Никуда - страница 10

Шрифт
Интервал

стр.

Мы с мамой и сестрой в годину мировой битвы держав за потерянную в болотах, трясине и борах деревню Уболоть отсиживались, прятались в окраинной хате. Я слышал войну за бревнами ее, но оставался глух, нем и безучастен ко всему позастенному. Лишь краем уха улавливал зыбкий и знобкий вой снарядов и то, как они вспарывали и рвали землю. Оконные стекла зябко позванивали в зимней замазке. Взвихривалась и летела в небытие земля. Испуганно зависала тишина. Земля возвращалась из небесных высот и с горестным вздохом укладывалась в сотворенную взрывом яму — могилу. Оправдывалось последнее пожелание стать пухом, пухом всему миру.

Для меня во всем происходящем не было ничего страшного и обескура­живающего. Воюют люди — пусть воюют. Летают в небе бомбы, снаряды и мины — на здоровье, пусть себе летают и рвутся. Птицы ведь тоже летают. И комары, и мухи, и мотыльки. Я был схож с ними. Все, что снаружи — ненуж­ное и пустое. У меня своя жизнь и свои заботы. Война меня не касается, я не причастен к ней. Я же, считай, с первого шага, всхлипа живу в ней и с ней.

Одно надоело — принудительно играть в прятки. Хочется больше света, солнца. В укрытиях темно, скучно и одиноко. Сумрачно, холодно и голод­но, как и здесь. В доме слабым притушенным огоньком мерцает коминок. Я согреваюсь, зная, что в нем печется картошка, одна, небольшенькая. Слышу ее запах, вижу, как, подгорело морщась, стягивается ее кожица. Так же утяги­вается кожа и у меня на животе. Мы с сестрой сидим на полатях у коминка и не сводим глаз с робкого в нем огонька и того, что в золе под ним.

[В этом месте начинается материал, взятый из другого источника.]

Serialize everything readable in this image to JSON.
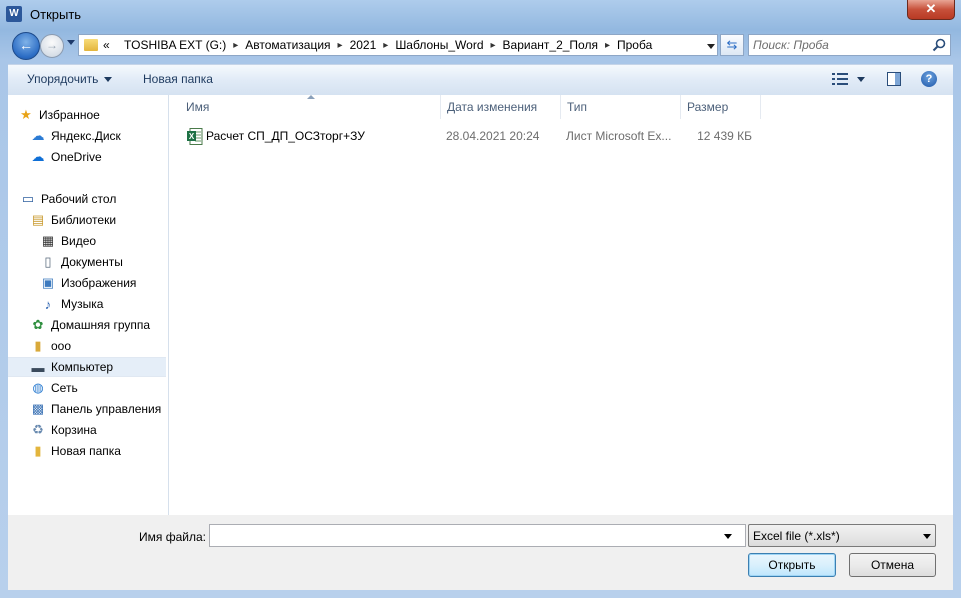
{
  "window": {
    "title": "Открыть",
    "app_icon": "word-icon",
    "close_glyph": "✕"
  },
  "nav": {
    "back_glyph": "←",
    "forward_glyph": "→",
    "address_prefix": "«",
    "breadcrumb": [
      "TOSHIBA EXT (G:)",
      "Автоматизация",
      "2021",
      "Шаблоны_Word",
      "Вариант_2_Поля",
      "Проба"
    ],
    "crumb_separator": "▸",
    "refresh_glyph": "⇆",
    "search_placeholder": "Поиск: Проба"
  },
  "toolbar": {
    "organize_label": "Упорядочить",
    "new_folder_label": "Новая папка",
    "help_glyph": "?"
  },
  "sidebar": {
    "items": [
      {
        "label": "Избранное",
        "icon": "star-icon",
        "glyph": "★",
        "color": "#e8a317"
      },
      {
        "label": "Яндекс.Диск",
        "icon": "yandex-disk-icon",
        "glyph": "☁",
        "color": "#2b7bd4"
      },
      {
        "label": "OneDrive",
        "icon": "onedrive-icon",
        "glyph": "☁",
        "color": "#0f6fd6"
      },
      {
        "label": "Рабочий стол",
        "icon": "desktop-icon",
        "glyph": "▭",
        "color": "#2e5f9e"
      },
      {
        "label": "Библиотеки",
        "icon": "libraries-icon",
        "glyph": "▤",
        "color": "#c99a2e"
      },
      {
        "label": "Видео",
        "icon": "video-icon",
        "glyph": "▦",
        "color": "#333333"
      },
      {
        "label": "Документы",
        "icon": "documents-icon",
        "glyph": "▯",
        "color": "#5a6b7d"
      },
      {
        "label": "Изображения",
        "icon": "pictures-icon",
        "glyph": "▣",
        "color": "#3e7bbf"
      },
      {
        "label": "Музыка",
        "icon": "music-icon",
        "glyph": "♪",
        "color": "#2a62b0"
      },
      {
        "label": "Домашняя группа",
        "icon": "homegroup-icon",
        "glyph": "✿",
        "color": "#2f8f3f"
      },
      {
        "label": "ооо",
        "icon": "user-folder-icon",
        "glyph": "▮",
        "color": "#d9a93a"
      },
      {
        "label": "Компьютер",
        "icon": "computer-icon",
        "glyph": "▬",
        "color": "#3a4a5c"
      },
      {
        "label": "Сеть",
        "icon": "network-icon",
        "glyph": "◍",
        "color": "#2a7bd0"
      },
      {
        "label": "Панель управления",
        "icon": "control-panel-icon",
        "glyph": "▩",
        "color": "#3c73b5"
      },
      {
        "label": "Корзина",
        "icon": "recycle-bin-icon",
        "glyph": "♻",
        "color": "#6a8bb0"
      },
      {
        "label": "Новая папка",
        "icon": "folder-icon",
        "glyph": "▮",
        "color": "#e3b53d"
      }
    ],
    "selected": "Компьютер"
  },
  "files": {
    "columns": [
      "Имя",
      "Дата изменения",
      "Тип",
      "Размер"
    ],
    "rows": [
      {
        "name": "Расчет СП_ДП_ОСЗторг+ЗУ",
        "date": "28.04.2021 20:24",
        "type": "Лист Microsoft Ex...",
        "size": "12 439 КБ",
        "icon": "excel-file-icon"
      }
    ]
  },
  "footer": {
    "filename_label": "Имя файла:",
    "filename_value": "",
    "filetype_selected": "Excel file (*.xls*)",
    "open_label": "Открыть",
    "cancel_label": "Отмена"
  }
}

Но мама вторгается в наше ожидание и надежду. Отсаживает от огня, поднимает с полатей и вскидывает на печь, на голую черень. Черень, как и печь, холодная. Печь давно не протапливали. Сестра сидит послушно и тихо. Наверно, бережет назапашенное на полатях тепло. Я же кручусь, ползаю по печи, а вскоре начинаю тихо всхлипывать, повизгивать, как слепой щенок в холодной будке. Но проделываю я это совсем не от холода. В голове у меня и перед глазами картошка. Я вижу ее нисколько не слезно, сухими глазами, отчетливо и жадно. Неподвластные мне всхлипывание и повизгивание креп­нут, перерастают в протяжный и довольно противный вой. Я слушаю себя и, не спуская глаз с картофелины, слежу за мамой в полумраке полатей. На мгно­вение умолкаю и начинаю опять, уже громче и обиженно. Вызывающе.

Наконец мама не выдерживает. Сбрасывает с себя хламиды, в которые до этого была закутана — дерюжки, постилки, прожженный солдатский бушлат, и словно из норы или берлоги, поднимается со своего лежбища на полатях, торопливо бросается к печи. Первой, почти ласково, снимает и сажает на полати сестру, прислонив головкой к припечью, на вынутую кирпичину, под ноги ребенку, если он вздумает сам взобраться на черень. Обеими руками, похоже, зло хватает меня и швыряет на полати поодаль от сестры.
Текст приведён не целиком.